Simulated storm surge effects on freshwater coastal wetland soil porewater salinity and extractable ammonium levels: Implications for marsh recovery after storm surge

Abstract

Coastal wetland systems experience both short-term changes in salinity, such as those caused by wind-driven tides and storm surge, and long-term shifts caused by sea level rise. Salinity increases associated with storm surge are known to have significant effects on soil porewater chemistry, but there is little research on the effect of flooding length on salt penetration depth into coastal marsh soils. A simulated storm surge was imposed on intact soil columns collected from a non-vegetated mudflat and a vegetated marsh site in the Wax Lake Delta, LA. Triplicate intact cores were continuously exposed to a 35 salinity water column (practical salinity scale) for 1, 2, and 4 weeks and destructively sampled in order to measure porewater salinity and extractable NH4N at two cm depth intervals. Salinity was significantly higher in the top 8 cm for both the marsh and mudflat cores after one week of flooding.

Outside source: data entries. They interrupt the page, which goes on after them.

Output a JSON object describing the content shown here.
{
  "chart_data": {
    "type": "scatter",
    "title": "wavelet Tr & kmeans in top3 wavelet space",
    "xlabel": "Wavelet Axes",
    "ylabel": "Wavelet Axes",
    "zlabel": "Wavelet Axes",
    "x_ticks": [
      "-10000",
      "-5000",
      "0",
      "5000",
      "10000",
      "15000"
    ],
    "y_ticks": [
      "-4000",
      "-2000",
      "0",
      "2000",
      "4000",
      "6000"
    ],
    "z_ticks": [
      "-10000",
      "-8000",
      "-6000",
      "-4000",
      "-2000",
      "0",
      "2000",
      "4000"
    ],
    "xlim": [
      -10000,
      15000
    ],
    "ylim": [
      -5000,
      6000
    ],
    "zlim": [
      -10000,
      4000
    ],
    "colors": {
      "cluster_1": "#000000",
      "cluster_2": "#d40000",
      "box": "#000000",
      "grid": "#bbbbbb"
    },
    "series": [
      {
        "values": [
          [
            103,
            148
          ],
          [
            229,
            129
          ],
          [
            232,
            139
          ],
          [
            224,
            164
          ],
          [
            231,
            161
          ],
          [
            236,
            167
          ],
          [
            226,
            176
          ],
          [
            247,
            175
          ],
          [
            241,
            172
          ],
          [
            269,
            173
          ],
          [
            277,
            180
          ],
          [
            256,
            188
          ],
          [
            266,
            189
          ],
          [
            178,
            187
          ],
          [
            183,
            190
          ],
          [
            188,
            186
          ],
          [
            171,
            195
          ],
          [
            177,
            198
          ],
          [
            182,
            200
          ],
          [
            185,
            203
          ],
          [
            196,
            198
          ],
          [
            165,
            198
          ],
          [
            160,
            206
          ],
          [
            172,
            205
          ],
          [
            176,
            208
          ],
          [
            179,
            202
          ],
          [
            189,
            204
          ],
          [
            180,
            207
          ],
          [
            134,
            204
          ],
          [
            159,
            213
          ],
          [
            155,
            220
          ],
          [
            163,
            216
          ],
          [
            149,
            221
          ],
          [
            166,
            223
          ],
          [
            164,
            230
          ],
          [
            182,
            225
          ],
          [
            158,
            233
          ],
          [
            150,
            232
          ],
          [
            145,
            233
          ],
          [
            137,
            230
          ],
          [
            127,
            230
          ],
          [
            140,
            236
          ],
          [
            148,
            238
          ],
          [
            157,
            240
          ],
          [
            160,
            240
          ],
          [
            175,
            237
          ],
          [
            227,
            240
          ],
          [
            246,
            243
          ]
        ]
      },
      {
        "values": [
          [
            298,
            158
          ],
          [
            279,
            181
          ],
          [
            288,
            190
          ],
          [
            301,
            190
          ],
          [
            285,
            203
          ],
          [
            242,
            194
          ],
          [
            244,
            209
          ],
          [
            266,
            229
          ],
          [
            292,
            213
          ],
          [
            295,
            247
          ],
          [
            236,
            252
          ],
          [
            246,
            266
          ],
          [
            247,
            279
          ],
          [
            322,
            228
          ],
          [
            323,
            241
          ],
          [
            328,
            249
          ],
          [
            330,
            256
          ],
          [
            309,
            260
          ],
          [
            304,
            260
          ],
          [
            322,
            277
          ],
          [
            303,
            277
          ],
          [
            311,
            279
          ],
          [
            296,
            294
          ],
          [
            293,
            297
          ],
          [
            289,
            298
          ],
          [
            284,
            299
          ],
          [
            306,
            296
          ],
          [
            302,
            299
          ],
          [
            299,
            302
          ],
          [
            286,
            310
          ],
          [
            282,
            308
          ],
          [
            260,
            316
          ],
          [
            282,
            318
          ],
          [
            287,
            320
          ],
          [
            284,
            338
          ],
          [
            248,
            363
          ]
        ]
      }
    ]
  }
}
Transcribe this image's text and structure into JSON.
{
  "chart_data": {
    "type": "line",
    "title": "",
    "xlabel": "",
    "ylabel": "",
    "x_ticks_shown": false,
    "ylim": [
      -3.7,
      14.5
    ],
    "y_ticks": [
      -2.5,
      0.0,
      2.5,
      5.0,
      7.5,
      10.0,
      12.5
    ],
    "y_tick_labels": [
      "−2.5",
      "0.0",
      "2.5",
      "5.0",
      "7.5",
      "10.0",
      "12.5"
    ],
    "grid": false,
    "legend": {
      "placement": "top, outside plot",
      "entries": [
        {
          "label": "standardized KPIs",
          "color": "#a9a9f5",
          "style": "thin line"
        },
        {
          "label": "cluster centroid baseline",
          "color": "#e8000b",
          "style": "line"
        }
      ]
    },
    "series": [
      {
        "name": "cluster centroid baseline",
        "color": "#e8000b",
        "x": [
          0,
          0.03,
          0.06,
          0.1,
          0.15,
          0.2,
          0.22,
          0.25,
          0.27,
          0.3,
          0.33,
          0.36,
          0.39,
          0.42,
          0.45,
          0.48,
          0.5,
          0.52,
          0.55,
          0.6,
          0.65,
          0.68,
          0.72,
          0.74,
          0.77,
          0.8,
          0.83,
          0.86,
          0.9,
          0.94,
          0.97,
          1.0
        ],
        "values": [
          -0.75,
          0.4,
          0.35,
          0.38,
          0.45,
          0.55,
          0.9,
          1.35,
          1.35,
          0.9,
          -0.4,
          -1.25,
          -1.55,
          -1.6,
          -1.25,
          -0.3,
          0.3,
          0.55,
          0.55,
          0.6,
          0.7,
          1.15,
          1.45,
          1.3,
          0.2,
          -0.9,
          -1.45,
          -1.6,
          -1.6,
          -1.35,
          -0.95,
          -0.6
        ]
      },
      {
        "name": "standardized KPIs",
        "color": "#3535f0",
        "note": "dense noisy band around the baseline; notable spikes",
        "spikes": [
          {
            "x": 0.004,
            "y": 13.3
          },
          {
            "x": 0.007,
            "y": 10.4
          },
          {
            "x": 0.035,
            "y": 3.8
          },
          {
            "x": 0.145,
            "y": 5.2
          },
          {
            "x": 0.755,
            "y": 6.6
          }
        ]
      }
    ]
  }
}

After four weeks of flooding, salinity was significantly higher in marsh and mudflat cores compared to the control (no salinity) cores throughout the profile for both sites. Extractable ammonium levels increased significantly in the marsh cores throughout the experiment, but there was only a marginally (p < 0.1) significant increase seen in the mudflat cores. Results indicate that porewater salinity levels can become significantly elevated within a coastal marsh soil in just one week. This vertical intrusion of salt can potentially negatively impact macrophytes and associated microbial communities for significantly longer term post-storm surge.